I'm house sitting again for Anna (I baby sit for her too) while she's on vacation. Last night Dave, Michael and I partied it up but tonight it may just be me and the dog.
It made me slightly disappointed in myself that I'm a little afraid to sleep alone tonight.
I mean, to really think about it...I've NEVER really been alone in my life. Especially recently with all the time I've spent either at work, baby sitting, or with friends or Mikey. Never have I ever spent time somewhere (overnight at least) alone. I'm sure a big part of it is because it's at night that I'm spooked.
But shit. Some of my old friends and current ones would spend nights on end alone, and they were in freaking high school, or even middle school maybe. I'm going into my second year of college.
It's weird.
In the end though, I think this type of thing will be rare...I can't really imagine myself living on my own in the terms of just me in an apartment. If anything I'll have a roommate...or Mikey.

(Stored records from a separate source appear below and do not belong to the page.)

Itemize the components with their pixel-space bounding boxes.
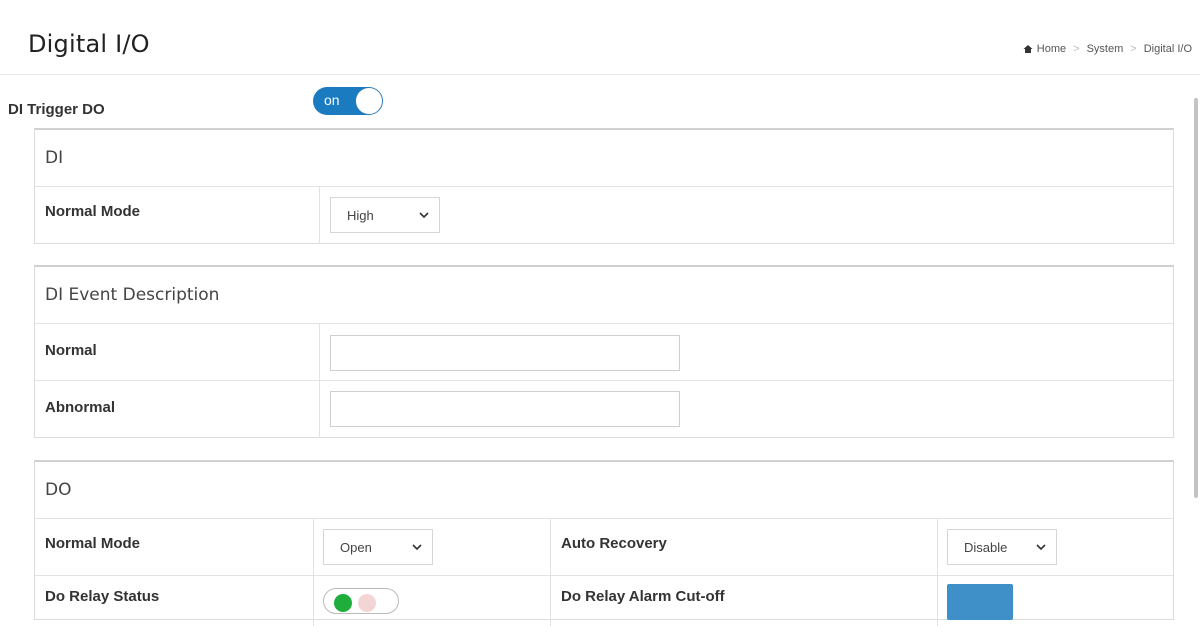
scrollbar-thumb[interactable] [1194, 98, 1198, 498]
divider [937, 576, 938, 626]
do-normal-mode-label: Normal Mode [45, 535, 141, 552]
page-header: Digital I/O Home > System > Digital I/O [0, 0, 1200, 75]
di-normal-mode-value: High [347, 207, 374, 223]
do-relay-row: Do Relay Status Do Relay Alarm Cut-off [35, 576, 1173, 626]
toggle-knob [356, 88, 382, 114]
chevron-down-icon [412, 544, 422, 551]
auto-recovery-label: Auto Recovery [561, 535, 667, 552]
di-event-abnormal-input[interactable] [330, 391, 680, 427]
breadcrumb-separator: > [1130, 43, 1137, 55]
divider [313, 576, 314, 626]
breadcrumb-separator: > [1073, 43, 1080, 55]
do-normal-mode-value: Open [340, 539, 372, 555]
do-panel: DO Normal Mode Open Auto Recovery Disabl… [34, 460, 1174, 626]
vertical-scrollbar[interactable] [1192, 88, 1200, 586]
di-panel: DI Normal Mode High [34, 128, 1174, 244]
do-relay-alarm-cutoff-label: Do Relay Alarm Cut-off [561, 588, 725, 605]
status-off-indicator [358, 594, 376, 612]
do-relay-status-toggle[interactable] [323, 588, 399, 614]
di-trigger-do-row: DI Trigger DO on [8, 87, 1188, 125]
chevron-down-icon [419, 212, 429, 219]
di-event-panel-title: DI Event Description [35, 267, 1173, 324]
breadcrumb: Home > System > Digital I/O [1023, 43, 1192, 55]
chevron-down-icon [1036, 544, 1046, 551]
auto-recovery-value: Disable [964, 539, 1008, 555]
breadcrumb-system[interactable]: System [1087, 43, 1124, 55]
di-event-abnormal-label: Abnormal [45, 399, 116, 416]
do-normal-mode-row: Normal Mode Open Auto Recovery Disable [35, 519, 1173, 576]
di-normal-mode-row: Normal Mode High [35, 187, 1173, 244]
di-event-normal-label: Normal [45, 342, 97, 359]
di-normal-mode-label: Normal Mode [45, 203, 141, 220]
divider [319, 187, 320, 244]
do-relay-status-label: Do Relay Status [45, 588, 160, 605]
divider [937, 519, 938, 575]
di-normal-mode-select[interactable]: High [330, 197, 440, 233]
page-title: Digital I/O [28, 30, 150, 58]
do-relay-alarm-cutoff-button[interactable] [947, 584, 1013, 620]
divider [313, 519, 314, 575]
breadcrumb-home[interactable]: Home [1037, 43, 1066, 55]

It frustrates that I depend on people so much for my happiness. I think about freshman me who really didn't care to hang with anyone and preferred to be alone. Sure, I had a lot of friends, but being alone never bothered me.
Now it does. It makes me feel very depressed. It's crazy. Makes me feel too dependent.
I give people props who can do this. =/
At least I have the dog and Mikey Bear to snuggle with tonight.